The answers may not be as bad as many fear. Investors might well breathe a sigh of relief at the certainty that comes with any final outcome.

So, political machinations aside, where would a $10 billion hit leave BNP? Core capital, backed out of its reported first-quarter fully loaded Basel III ratio, is €65.4 billion ($89.34 billion). At today's exchange rates and subtracting the €1.1 billion BNP has reserved, the hit from the fine would be €6.2 billion, excluding any tax adjustment. On risk-weighted assets forecast by Goldman Sachs analysts to be €630.5 billion at the end of 2014, BNP would be left with a capital ratio of 9.4%, beneath the 10% minimum it needs.

But the bank will make money this year. Analysts estimate €5.1 billion absent any litigation charges that could result from the U.S. action, according to FactSet. This gets the bank back to 10.2%.
That would be behind peers but not disastrous. However, to stay there BNP likely must scrap its dividend plans. Doing so would save €2 billion to €2.3 billion, although that would harm a stock that sports a dividend yield of 2.9%.

Putting payouts on hold also would bolster BNP's leverage ratio, a straight comparison of capital and total assets that regulators and investors like for its simplicity. Berenberg Bank analysts calculate the capital base for this ratio at about €72 billion, while consensus forecasts for total assets at the end of the year are €1.831 trillion.

With the same penalty and profit math, BNP's year-end leverage ratio would be 3.9%. That would be below many U.S. peers, but comfortably above a 3% minimum threshold. So BNP may be able to swallow a big fine without having to raise additional capital, a dilutive move.

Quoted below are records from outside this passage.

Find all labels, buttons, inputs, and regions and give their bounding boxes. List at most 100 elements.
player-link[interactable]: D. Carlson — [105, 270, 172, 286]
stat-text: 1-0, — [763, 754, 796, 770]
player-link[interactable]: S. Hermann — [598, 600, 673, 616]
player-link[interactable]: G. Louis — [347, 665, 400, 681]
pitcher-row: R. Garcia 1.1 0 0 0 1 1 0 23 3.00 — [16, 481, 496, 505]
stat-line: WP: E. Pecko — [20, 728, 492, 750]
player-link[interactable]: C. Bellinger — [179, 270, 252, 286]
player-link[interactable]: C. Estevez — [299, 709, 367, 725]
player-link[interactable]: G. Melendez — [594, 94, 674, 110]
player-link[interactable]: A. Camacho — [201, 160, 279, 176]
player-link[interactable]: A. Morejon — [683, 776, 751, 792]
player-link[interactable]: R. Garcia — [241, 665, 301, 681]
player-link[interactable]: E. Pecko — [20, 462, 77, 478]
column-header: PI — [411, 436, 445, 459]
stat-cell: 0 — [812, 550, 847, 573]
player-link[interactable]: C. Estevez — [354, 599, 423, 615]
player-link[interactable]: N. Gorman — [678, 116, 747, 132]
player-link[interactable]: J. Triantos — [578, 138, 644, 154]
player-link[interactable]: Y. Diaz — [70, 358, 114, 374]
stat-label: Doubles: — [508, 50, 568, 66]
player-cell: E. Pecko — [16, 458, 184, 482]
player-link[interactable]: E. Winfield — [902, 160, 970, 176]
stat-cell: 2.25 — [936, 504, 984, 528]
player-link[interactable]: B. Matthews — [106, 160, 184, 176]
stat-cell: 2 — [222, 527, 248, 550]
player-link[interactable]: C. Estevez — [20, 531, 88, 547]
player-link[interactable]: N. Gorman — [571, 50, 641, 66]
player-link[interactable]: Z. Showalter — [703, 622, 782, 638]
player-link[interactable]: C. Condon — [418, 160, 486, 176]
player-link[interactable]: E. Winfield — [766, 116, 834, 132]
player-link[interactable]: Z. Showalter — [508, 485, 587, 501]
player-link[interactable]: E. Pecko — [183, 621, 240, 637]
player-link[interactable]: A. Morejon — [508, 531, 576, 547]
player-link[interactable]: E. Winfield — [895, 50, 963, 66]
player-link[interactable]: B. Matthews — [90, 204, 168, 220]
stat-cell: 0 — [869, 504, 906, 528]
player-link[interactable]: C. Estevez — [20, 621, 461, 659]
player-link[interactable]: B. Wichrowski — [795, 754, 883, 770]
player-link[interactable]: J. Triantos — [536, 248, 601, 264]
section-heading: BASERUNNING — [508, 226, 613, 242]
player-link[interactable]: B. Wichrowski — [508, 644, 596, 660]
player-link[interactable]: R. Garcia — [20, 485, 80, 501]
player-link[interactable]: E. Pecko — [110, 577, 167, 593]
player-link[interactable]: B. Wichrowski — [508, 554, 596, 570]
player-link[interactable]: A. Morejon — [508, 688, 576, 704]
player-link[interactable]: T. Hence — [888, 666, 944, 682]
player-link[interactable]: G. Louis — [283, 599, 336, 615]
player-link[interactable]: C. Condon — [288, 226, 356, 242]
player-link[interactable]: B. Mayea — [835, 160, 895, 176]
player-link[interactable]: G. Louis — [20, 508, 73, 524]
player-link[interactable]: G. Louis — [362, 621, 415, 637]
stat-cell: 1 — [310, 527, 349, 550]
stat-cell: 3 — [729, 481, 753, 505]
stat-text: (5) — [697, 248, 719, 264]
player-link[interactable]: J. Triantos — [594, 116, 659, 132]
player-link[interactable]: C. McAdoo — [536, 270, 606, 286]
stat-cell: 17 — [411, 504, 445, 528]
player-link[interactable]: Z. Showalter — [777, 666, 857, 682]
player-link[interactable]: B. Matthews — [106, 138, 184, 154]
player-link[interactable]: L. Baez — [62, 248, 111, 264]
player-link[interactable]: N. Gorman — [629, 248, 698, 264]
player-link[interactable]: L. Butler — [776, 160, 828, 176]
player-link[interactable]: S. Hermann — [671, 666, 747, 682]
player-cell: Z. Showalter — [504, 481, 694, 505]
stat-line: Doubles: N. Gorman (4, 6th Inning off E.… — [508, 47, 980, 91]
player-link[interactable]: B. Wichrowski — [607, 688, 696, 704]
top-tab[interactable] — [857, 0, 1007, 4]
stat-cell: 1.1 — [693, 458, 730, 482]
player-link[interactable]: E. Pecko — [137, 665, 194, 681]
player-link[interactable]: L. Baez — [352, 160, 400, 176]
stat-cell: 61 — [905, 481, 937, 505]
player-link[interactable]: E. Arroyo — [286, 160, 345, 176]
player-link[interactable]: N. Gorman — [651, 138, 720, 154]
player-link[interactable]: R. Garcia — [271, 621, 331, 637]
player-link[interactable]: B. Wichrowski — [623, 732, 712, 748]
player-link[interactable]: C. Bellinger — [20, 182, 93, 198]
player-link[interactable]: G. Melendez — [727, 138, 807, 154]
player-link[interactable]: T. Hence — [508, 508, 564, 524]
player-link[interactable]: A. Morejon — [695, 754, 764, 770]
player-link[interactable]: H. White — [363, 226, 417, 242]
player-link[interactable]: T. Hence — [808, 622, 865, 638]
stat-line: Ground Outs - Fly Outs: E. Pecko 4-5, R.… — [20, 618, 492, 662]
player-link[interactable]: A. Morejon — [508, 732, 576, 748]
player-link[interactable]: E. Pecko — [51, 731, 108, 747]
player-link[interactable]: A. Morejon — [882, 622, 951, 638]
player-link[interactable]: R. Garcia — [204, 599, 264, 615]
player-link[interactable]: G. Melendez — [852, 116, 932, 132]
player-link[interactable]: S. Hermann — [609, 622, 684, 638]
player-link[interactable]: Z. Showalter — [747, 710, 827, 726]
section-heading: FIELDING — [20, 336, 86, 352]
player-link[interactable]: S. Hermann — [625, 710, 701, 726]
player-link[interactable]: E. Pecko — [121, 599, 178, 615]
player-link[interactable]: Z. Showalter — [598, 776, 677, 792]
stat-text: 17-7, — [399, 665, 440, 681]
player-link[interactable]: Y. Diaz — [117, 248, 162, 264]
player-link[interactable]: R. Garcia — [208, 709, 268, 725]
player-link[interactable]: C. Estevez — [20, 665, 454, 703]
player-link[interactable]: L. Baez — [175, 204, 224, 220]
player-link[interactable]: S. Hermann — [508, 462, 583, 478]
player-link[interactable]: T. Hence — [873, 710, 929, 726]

But shareholders can't breathe too easy, for two reasons. First are Europe-wide "stress tests," due to be completed in August. Those could cause swings in BNP's risk-weighted assets and so its capital needs.

Second is the impact of any ban on transacting in the U.S. that could result from the charges. Goldman analysts take a sanguine view, saying the U.S. business is relatively small. They estimate the direct impact would be to cut 2016 earnings by 13%, leaving the bank trading cheap to the sector at 8.9 times 2016 earnings versus a 9.2 times average.

Yet that may underestimate the effect any ban could have on BNP's relationship with global corporate clients. If they take their business elsewhere, BNP will have a much tougher time earning its way back to real strength.